The company says it will brand 200 of the new clinics, which will be called Clinic at Wal-Mart walk-in centers, with RediClinics, a Revolution Health company. Currently, Wal-Mart has 78 in-store clinics in operation, including 13 run by RediClinics, but the clinics have "had uneven performance in some cases," the Times reports. The current clinics will be converted to the new brand as their leases come up for renewal. The company plans to have a total of 400 clinics by 2010.
Wal-Mart spokesperson Deisha Galberth said that Wal-Mart will partner with local hospitals and medical practices to run the clinics. The first Clinic at Wal-Mart will open in Little Rock, Ark., in April and will be staffed by nurse practitioners employed by the St. Vincent Hospital System (Freudenheim, New York Times, 2/7).
Galberth said that co-branding the clinics means that they will carry the names of both Wal-Mart and its partners and will have an identical look and record keeping system.

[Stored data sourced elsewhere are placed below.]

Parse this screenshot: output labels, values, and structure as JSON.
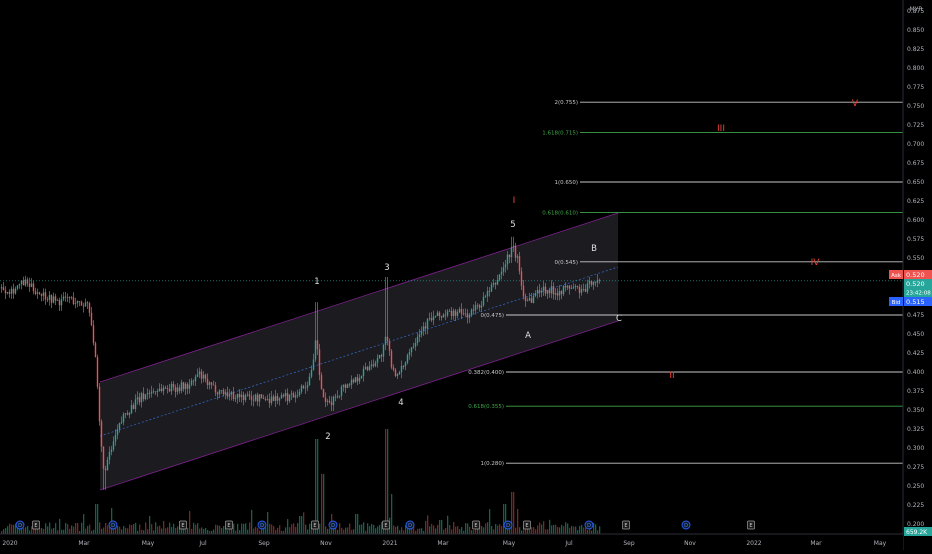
{
  "currency": "MYR",
  "price_axis": {
    "ticks": [
      "0.875",
      "0.850",
      "0.825",
      "0.800",
      "0.775",
      "0.750",
      "0.725",
      "0.700",
      "0.675",
      "0.650",
      "0.625",
      "0.600",
      "0.575",
      "0.550",
      "0.525",
      "0.500",
      "0.475",
      "0.450",
      "0.425",
      "0.400",
      "0.375",
      "0.350",
      "0.325",
      "0.300",
      "0.275",
      "0.250",
      "0.225",
      "0.200"
    ]
  },
  "time_axis": {
    "labels": [
      "2020",
      "Mar",
      "May",
      "Jul",
      "Sep",
      "Nov",
      "2021",
      "Mar",
      "May",
      "Jul",
      "Sep",
      "Nov",
      "2022",
      "Mar",
      "May"
    ]
  },
  "quote": {
    "ask_tag": "Ask",
    "ask": "0.520",
    "last": "0.520",
    "countdown": "23:42:08",
    "bid_tag": "Bid",
    "bid": "0.515",
    "volume": "659.2K"
  },
  "fib_levels": [
    {
      "label": "2(0.755)",
      "price": 0.755,
      "color": "#c8c8c8"
    },
    {
      "label": "1.618(0.715)",
      "price": 0.715,
      "color": "#3fa548"
    },
    {
      "label": "1(0.650)",
      "price": 0.65,
      "color": "#c8c8c8"
    },
    {
      "label": "0.618(0.610)",
      "price": 0.61,
      "color": "#3fa548"
    },
    {
      "label": "0(0.545)",
      "price": 0.545,
      "color": "#c8c8c8"
    },
    {
      "label": "0(0.475)",
      "price": 0.475,
      "color": "#c8c8c8"
    },
    {
      "label": "0.382(0.400)",
      "price": 0.4,
      "color": "#c8c8c8"
    },
    {
      "label": "0.618(0.355)",
      "price": 0.355,
      "color": "#3fa548"
    },
    {
      "label": "1(0.280)",
      "price": 0.28,
      "color": "#c8c8c8"
    }
  ],
  "wave_labels_white": [
    "1",
    "2",
    "3",
    "4",
    "5",
    "A",
    "B",
    "C"
  ],
  "wave_labels_red": [
    "I",
    "II",
    "III",
    "IV",
    "V"
  ],
  "event_markers": [
    "D",
    "E",
    "D",
    "E",
    "E",
    "D",
    "E",
    "D",
    "E",
    "D",
    "E",
    "D",
    "E",
    "D",
    "E",
    "D",
    "E"
  ],
  "colors": {
    "up": "#26a69a",
    "down": "#ef5350",
    "channel": "#9c27b0",
    "fib_green": "#3fa548",
    "wave_red": "#f44336",
    "ask": "#ef5350",
    "bid": "#2962ff",
    "last": "#26a69a"
  },
  "icons": {
    "dividend": "circle-d-icon",
    "earnings": "square-e-icon"
  }
}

According to the Convenient Care Association, a trade group for walk-in clinics, about 7% of U.S. residents have used a walk-in clinic at least once.
In November 2007, there were about 800 in-store clinics nationwide. CCA estimates there will be more than 1,500 by the end of this year.
Walk-in clinics typically are staffed by nurse practitioners or physician assistants and offer care for routine conditions, such as colds, bladder infections or sunburn (Kabel, AP/Hartford Courant, 2/7).